What to Do After the Audit
An audit without action is just a list of problems. Once you have worked through the checklist:
- Prioritise by impact. Fix technical blockers first — they affect the entire website. Then address on-page issues on your highest-traffic and highest-value pages.
- Create a timeline. Assign each fix to a team member or external resource with a clear deadline.
- Track your baseline. Before making changes, record your current keyword rankings, organic traffic, and impressions in Google Search Console. This lets you measure the impact of your improvements.
- Re-audit after implementation. Verify that fixes have been correctly applied and have not introduced new issues.
- Monitor for results. Rankings typically improve within 4 to 12 weeks of technical and on-page fixes being implemented and recrawled by Google.
Frequently Asked Questions
What is an SEO audit?
An SEO audit is a comprehensive review of your website to identify technical issues, on-page weaknesses, content gaps, and off-page factors that are preventing it from ranking well on Google. A professional audit produces a prioritised action plan with estimated impact for each recommendation.
How much does an SEO audit cost in Malaysia?

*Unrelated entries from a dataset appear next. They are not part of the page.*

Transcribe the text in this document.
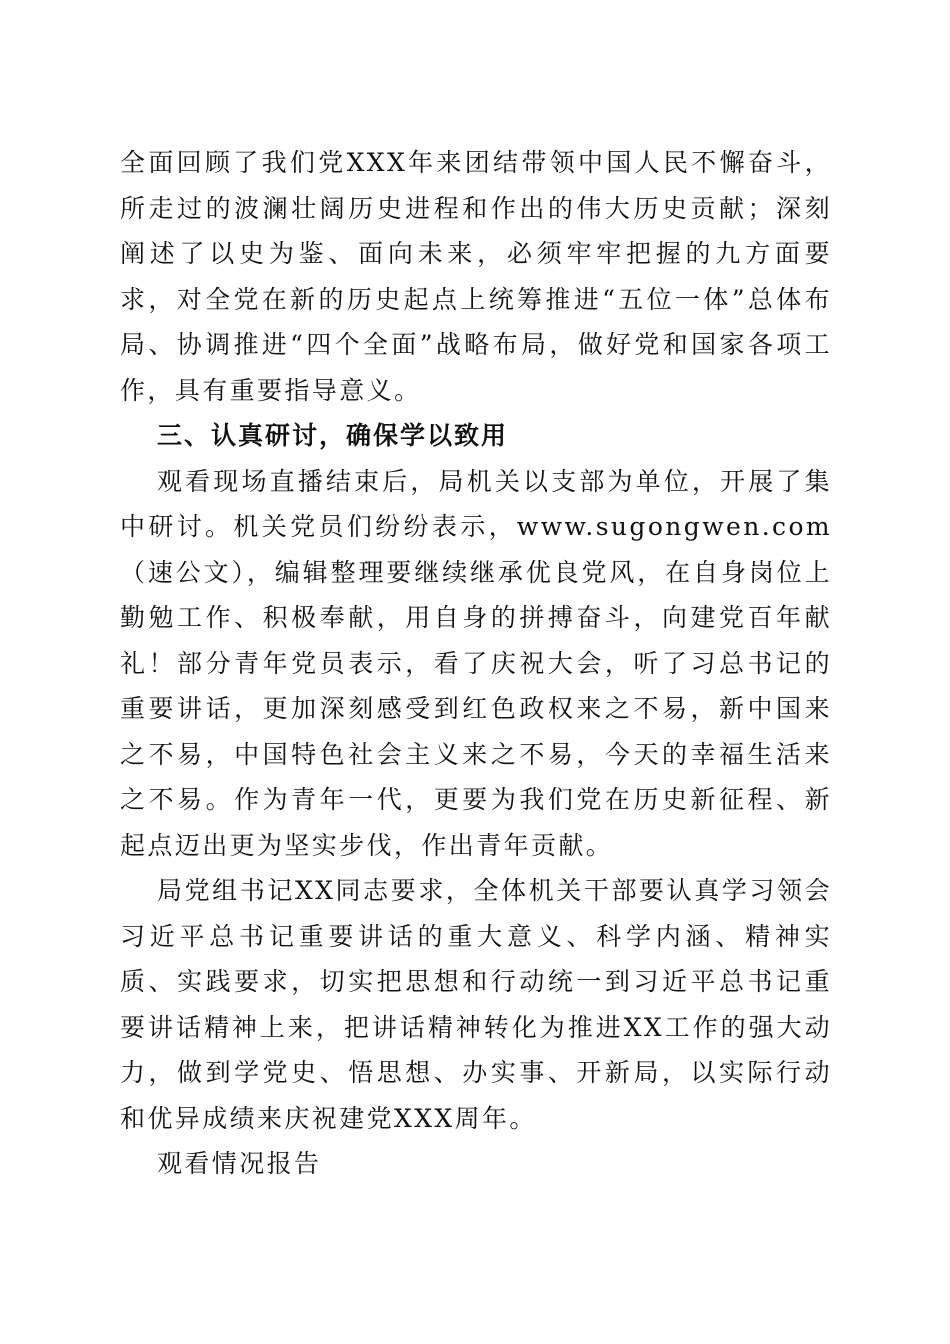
全面回顾了我们党XXX年来团结带领中国人民不懈奋斗，所走过的波澜壮阔历史进程和作出的伟大历史贡献；深刻阐述了以史为鉴、面向未来，必须牢牢把握的九方面要求，对全党在新的历史起点上统筹推进“五位一体”总体布局、协调推进“四个全面”战略布局，做好党和国家各项工作，具有重要指导意义。

三、认真研讨，确保学以致用

观看现场直播结束后，局机关以支部为单位，开展了集中研讨。机关党员们纷纷表示，www.sugongwen.com（速公文），编辑整理要继续继承优良党风，在自身岗位上勤勉工作、积极奉献，用自身的拼搏奋斗，向建党百年献礼！部分青年党员表示，看了庆祝大会，听了习总书记的重要讲话，更加深刻感受到红色政权来之不易，新中国来之不易，中国特色社会主义来之不易，今天的幸福生活来之不易。作为青年一代，更要为我们党在历史新征程、新起点迈出更为坚实步伐，作出青年贡献。

局党组书记XX同志要求，全体机关干部要认真学习领会习近平总书记重要讲话的重大意义、科学内涵、精神实质、实践要求，切实把思想和行动统一到习近平总书记重要讲话精神上来，把讲话精神转化为推进XX工作的强大动力，做到学党史、悟思想、办实事、开新局，以实际行动和优异成绩来庆祝建党XXX周年。

观看情况报告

A professional SEO audit in Malaysia typically costs between RM500 and RM3,000, depending on website size and the depth of analysis required. Some SEO consultants, including ourselves, offer a free initial audit as part of a consultation that covers the most critical issues. A more comprehensive audit — covering technical, on-page, content, and off-page factors in detail — is typically a paid engagement.
Can I do an SEO audit myself?
Yes — this checklist covers the key areas you should review. Free tools like Google Search Console, Google PageSpeed Insights, and Mobile-Friendly Test give you access to much of the data you need. For a deeper technical audit, tools like Screaming Frog (free up to 500 URLs), Ahrefs, or Semrush are used by professionals. The challenge is knowing how to interpret the data and prioritise fixes — which is where professional expertise adds most value.